Pauline Badayos and, right, Charity Williams were at
Honolulu Airport yesterday. Charity's grandchildren,
from left, Kahawai and Pauahi Williams, were also
in line with them.

Isle security stepped
up in wake
of U.S. strikes

The public's response
to the attack is sober

By Diana Leone and Leila Fujimori

Amid stepped-up security at state airports and the activation of Oahu's Civil Defense Agency, reaction in Hawaii was mixed to news of U.S.-led military strikes against terrorist targets in Afghanistan in response to the events of Sept. 11.

"I think it is appropriate. I knew that they were coming," said Mark Thurman, a resident of Columbus, Ohio, who was in Honolulu for a National Medical Association meeting.

Pauline Badayos, a 48-year-old resident of Kihei, called word of the strikes "very sad news, very scary news."

Both spoke yesterday while awaiting flights at Honolulu Airport, where Hawaii Army National Guard troops watched over security checkpoints and security workers who patted down and screened passengers with handheld metal detectors.

In this U.S. Navy handout photo, a Tomahawk missile
was launched yesterday from the USS Philippine Sea
against military targets and Osama bin Laden's
training camps inside Afghanistan.

"I love it," said Patricia Bastian, 45, of New York City. "I feel very safe as long as they're around."

Guardsmen will be on duty at airports in Hawaii and across the country for six months, until civilians can be trained in higher security measures.

"I feel I'm doing my part to ensure a better place for my kids and grandkids," said Sgt. Henry Pilanca Jr., one of about 150 Guard members who volunteered for airport duty in Hawaii.

Meanwhile, police, fire, emergency, transportation and infrastructure workers at Oahu Civil Defense headquarters presided over what Honolulu Mayor Jeremy Harris called a "state of heightened alert."

Harris, the only mayor in the state to activate a county Civil Defense system, said yesterday he took the action to be "cautious," emphasizing there was "no hint of any planned terrorist actions in Hawaii or the city."

Honolulu police spokesman Maj. Robert Prasser said the "heightened sense of awareness" Harris called for translates into "all patrol guys making extra checks on government buildings and facilities and public utilities."

Prasser echoed Harris' statement, saying there is "no credible intelligence" that Hawaii was under any particular threat.

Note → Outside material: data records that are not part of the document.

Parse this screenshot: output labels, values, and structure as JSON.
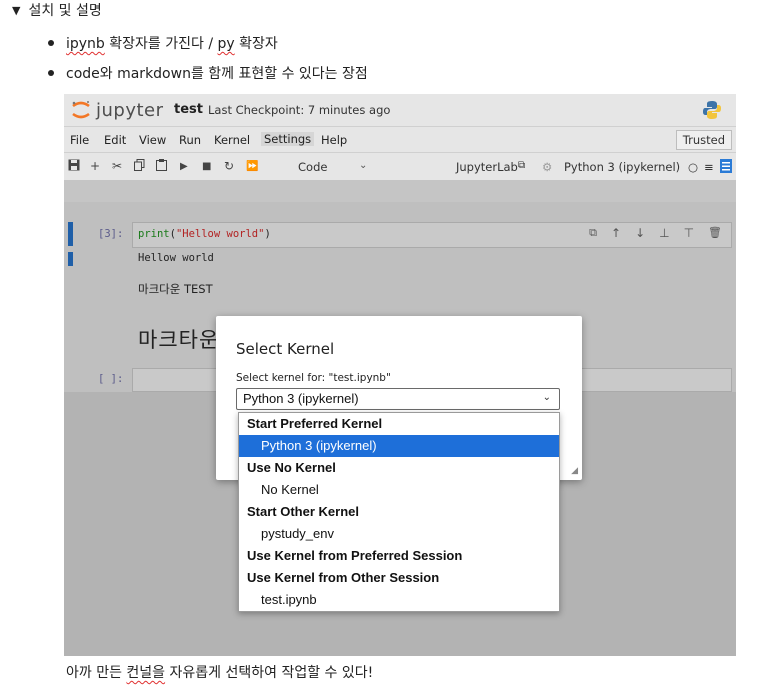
{
  "doc": {
    "heading_marker": "▼",
    "heading": "설치 및 설명",
    "bullet1_a": "ipynb",
    "bullet1_b": " 확장자를 가진다  / ",
    "bullet1_c": "py",
    "bullet1_d": " 확장자",
    "bullet2": "code와 markdown를 함께 표현할 수 있다는 장점",
    "bottom_a": "아까 만든 ",
    "bottom_b": "컨널을",
    "bottom_c": " 자유롭게 선택하여 작업할 수 있다!"
  },
  "jupyter": {
    "logo_text": "jupyter",
    "notebook_name": "test",
    "checkpoint": "Last Checkpoint: 7 minutes ago",
    "menu": [
      "File",
      "Edit",
      "View",
      "Run",
      "Kernel",
      "Settings",
      "Help"
    ],
    "trusted": "Trusted",
    "toolbar": {
      "cell_type": "Code",
      "jupyterlab": "JupyterLab",
      "kernel": "Python 3 (ipykernel)"
    },
    "cells": {
      "prompt1": "[3]:",
      "code_func": "print",
      "code_open": "(",
      "code_str": "\"Hellow world\"",
      "code_close": ")",
      "output": "Hellow world",
      "md1": "마크다운 TEST",
      "md2": "마크타운",
      "prompt2": "[ ]:"
    }
  },
  "dialog": {
    "title": "Select Kernel",
    "label": "Select kernel for: \"test.ipynb\"",
    "selected_value": "Python 3 (ipykernel)"
  },
  "dropdown": {
    "g1": "Start Preferred Kernel",
    "o1": "Python 3 (ipykernel)",
    "g2": "Use No Kernel",
    "o2": "No Kernel",
    "g3": "Start Other Kernel",
    "o3": "pystudy_env",
    "g4": "Use Kernel from Preferred Session",
    "g5": "Use Kernel from Other Session",
    "o4": "test.ipynb"
  },
  "colors": {
    "selected_bg": "#1e6fd9",
    "cell_bar": "#1f5fa8",
    "string": "#b22222",
    "keyword": "#1a7a1a"
  }
}
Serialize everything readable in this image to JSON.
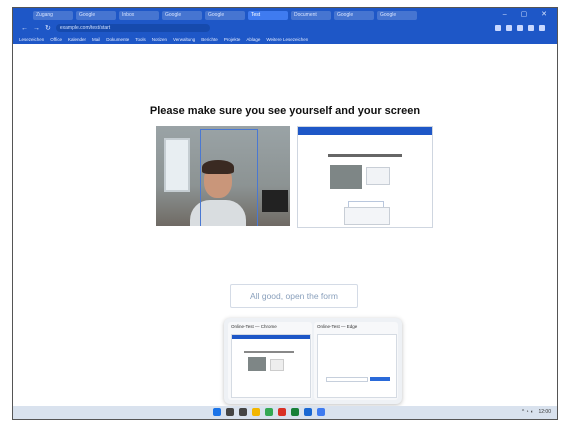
{
  "browser": {
    "tabs": [
      {
        "label": "Zugang"
      },
      {
        "label": "Google"
      },
      {
        "label": "Inbox"
      },
      {
        "label": "Google"
      },
      {
        "label": "Google"
      },
      {
        "label": "Test",
        "active": true
      },
      {
        "label": "Document"
      },
      {
        "label": "Google"
      },
      {
        "label": "Google"
      }
    ],
    "url": "example.com/test/start",
    "bookmarks": [
      "Lesezeichen",
      "Office",
      "Kalender",
      "Mail",
      "Dokumente",
      "Tools",
      "Notizen",
      "Verwaltung",
      "Berichte",
      "Projekte",
      "Ablage",
      "Weitere Lesezeichen"
    ]
  },
  "page": {
    "heading": "Please make sure you see yourself and your screen",
    "good_button": "All good, open the form"
  },
  "popup": {
    "windows": [
      {
        "title": "Online-Test — Chrome"
      },
      {
        "title": "Online-Test — Edge"
      }
    ]
  },
  "taskbar": {
    "icons": [
      {
        "name": "windows-start",
        "color": "#1a73e8"
      },
      {
        "name": "search",
        "color": "#444444"
      },
      {
        "name": "task-view",
        "color": "#444444"
      },
      {
        "name": "file-explorer",
        "color": "#f2b600"
      },
      {
        "name": "chrome",
        "color": "#34a853"
      },
      {
        "name": "app",
        "color": "#d93025"
      },
      {
        "name": "teams",
        "color": "#188038"
      },
      {
        "name": "outlook",
        "color": "#1967d2"
      },
      {
        "name": "settings",
        "color": "#3f7bf0"
      }
    ],
    "tray_time": "12:00"
  }
}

Utility companies, already on heightened security since Sept. 11, were contacted by local authorities after yesterday's strikes in Afghanistan.

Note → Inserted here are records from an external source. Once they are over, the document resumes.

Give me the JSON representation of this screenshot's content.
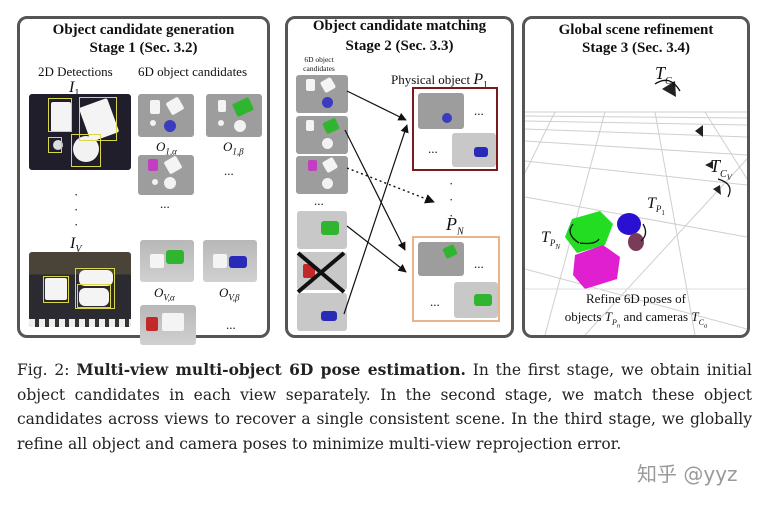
{
  "stage1": {
    "title_line1": "Object candidate generation",
    "title_line2": "Stage 1 (Sec. 3.2)",
    "col_left_label": "2D Detections",
    "col_right_label": "6D object candidates",
    "view_first": "I",
    "view_first_sub": "1",
    "view_last": "I",
    "view_last_sub": "V",
    "vertical_dots": "·",
    "candidates": [
      {
        "label": "O",
        "sub": "1,α",
        "object_color": "#3b3bbf"
      },
      {
        "label": "O",
        "sub": "1,β",
        "object_color": "#2fb52f"
      },
      {
        "label": "",
        "sub": "",
        "object_color": "#c23fc2"
      },
      {
        "label": "O",
        "sub": "V,α",
        "object_color": "#2fb52f"
      },
      {
        "label": "O",
        "sub": "V,β",
        "object_color": "#2a2ab8"
      },
      {
        "label": "",
        "sub": "",
        "object_color": "#c22a2a"
      }
    ],
    "ellipsis": "..."
  },
  "stage2": {
    "title_line1": "Object candidate matching",
    "title_line2": "Stage 2 (Sec. 3.3)",
    "left_label_line1": "6D object",
    "left_label_line2": "candidates",
    "physical_object_label": "Physical object",
    "p1_symbol": "P",
    "p1_sub": "1",
    "pn_symbol": "P",
    "pn_sub": "N",
    "p1_box_color": "#7a1a1a",
    "pn_box_color": "#e8b48c",
    "ellipsis": "..."
  },
  "stage3": {
    "title_line1": "Global scene refinement",
    "title_line2": "Stage 3 (Sec. 3.4)",
    "tc1_symbol": "T",
    "tc1_sub": "C",
    "tc1_subsub": "1",
    "tcv_symbol": "T",
    "tcv_sub": "C",
    "tcv_subsub": "V",
    "tp1_symbol": "T",
    "tp1_sub": "P",
    "tp1_subsub": "1",
    "tpn_symbol": "T",
    "tpn_sub": "P",
    "tpn_subsub": "N",
    "footer_line1": "Refine 6D poses of",
    "footer_line2_a": "objects",
    "footer_line2_b": "and cameras",
    "footer_tp": "T",
    "footer_tp_sub": "P",
    "footer_tp_subsub": "n",
    "footer_tc": "T",
    "footer_tc_sub": "C",
    "footer_tc_subsub": "a",
    "object_colors": {
      "green": "#22dd22",
      "blue": "#2a10d0",
      "purple": "#7a3a5a",
      "magenta": "#e020d0"
    }
  },
  "caption": {
    "prefix": "Fig. 2: ",
    "bold": "Multi-view multi-object 6D pose estimation.",
    "body": " In the first stage, we obtain initial object candidates in each view separately. In the second stage, we match these object candidates across views to recover a single consistent scene. In the third stage, we globally refine all object and camera poses to minimize multi-view reprojection error."
  },
  "watermark": "知乎 @yyz"
}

Denise DeCosta spokes-woman for the Honolulu Board of Water Supply said today that the department was put on heightened alert with all other city agencies.

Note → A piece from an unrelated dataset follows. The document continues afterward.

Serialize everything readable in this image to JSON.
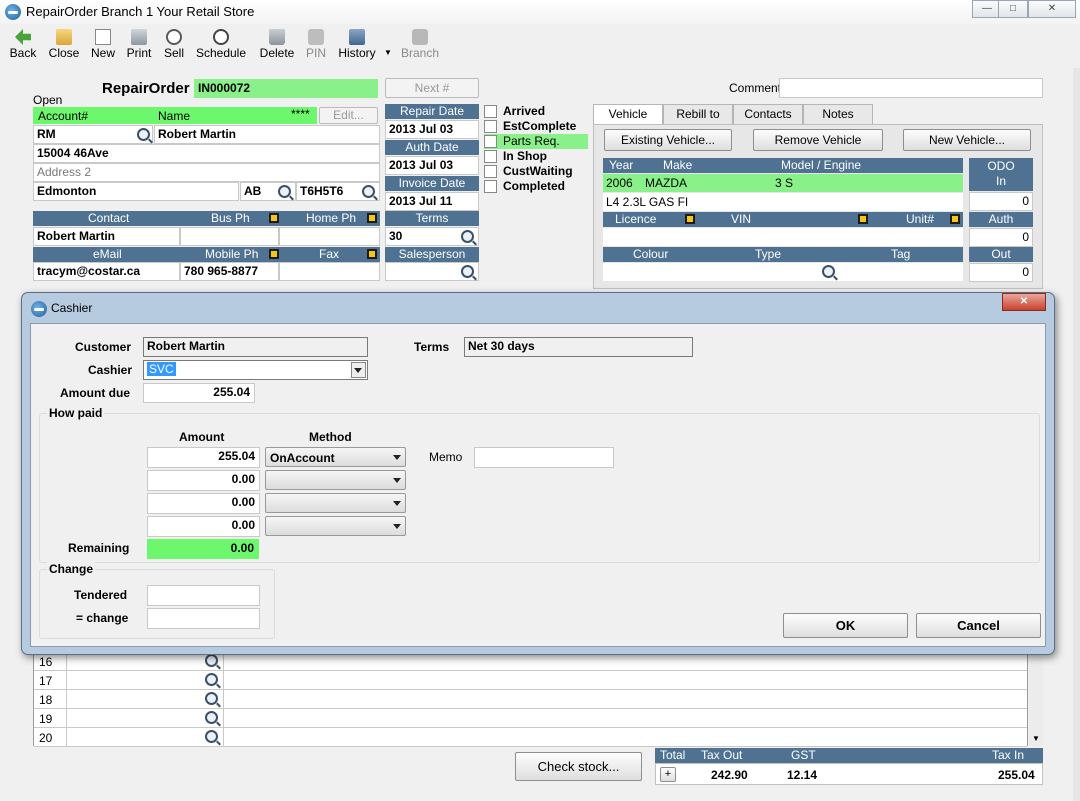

Hawaiian Electric Company spokesman Fred Kobashikawa said today that his company has been on heightened alert since Sept. 11.

"With regards to any changes as a result of yesterday's incident, our company policy is not to discuss that for security reasons," he said.

"We've been in touch with local authorities, we're coordinating our efforts consistent with what local authorities are doing."

Military installations continued a policy of only informing those who need to know about security measures.

"All U.S. Pacific command forces and installations remain in an appropriate state of readiness and force protection," said Lt. Col. Stephen Barger, a spokesman for the U.S. Pacific Command.

The Army confirmed that its Hawaii installations have increased security measures. A release yesterday advised that all military and civilian personnel should report to work as normally scheduled, but noted that Schofield Barracks' McNair Gate will have entrance-only traffic, while Foote Gate will have two-way traffic 8 a.m.-5 p.m. daily beginning today.

The Army said a 100 percent Department of Defense identification card check is in progress but that post clinics, PXs, commissaries and schools will be open regular hours.

The U.S. Coast Guard also has been operating at a heightened state of alert since Sept. 11.

The announcement of the strikes in Afghanistan yesterday came as Gov. Ben Cayetano and a delegation of Hawaii officials left for Japan to promote tourism and a return of Japanese visitors to the state.

In a statement, Cayetano offered support to the Bush administration.

"It is important for every American to support President Bush as our country begins taking military action today against terrorism," he said.

U.S. Sen. Dan Akaka also voiced support for the strikes and concern for those directly involved.

"Our prayers are with our brave men and women in harm's way and our British allies," Akaka said in a statement from Washington, D.C.

In Hawaii, reaction ranged from support to fear of retaliation by terrorists.

"I think World War III just started," said Noah Carreira, 39, of Wailua Homesteads on Kauai.

Marisela Anez, 44, was among those worried about retaliation.

"We are scared, but I know everything will be OK," said Anez, who learned of the U.S. and British strikes on the Dallas-to-Honolulu leg of a family trip from Venezuela.

Another traveler, Cleve Canaday, called yesterday's actions "necessary now."

"It's a statement," the 67-year-old from Virginia said. "It shows we're not going to back down, and we're going back with our lives."

Star-Bulletin reporter Treena Shapiro and the Associated Press contributed to this report.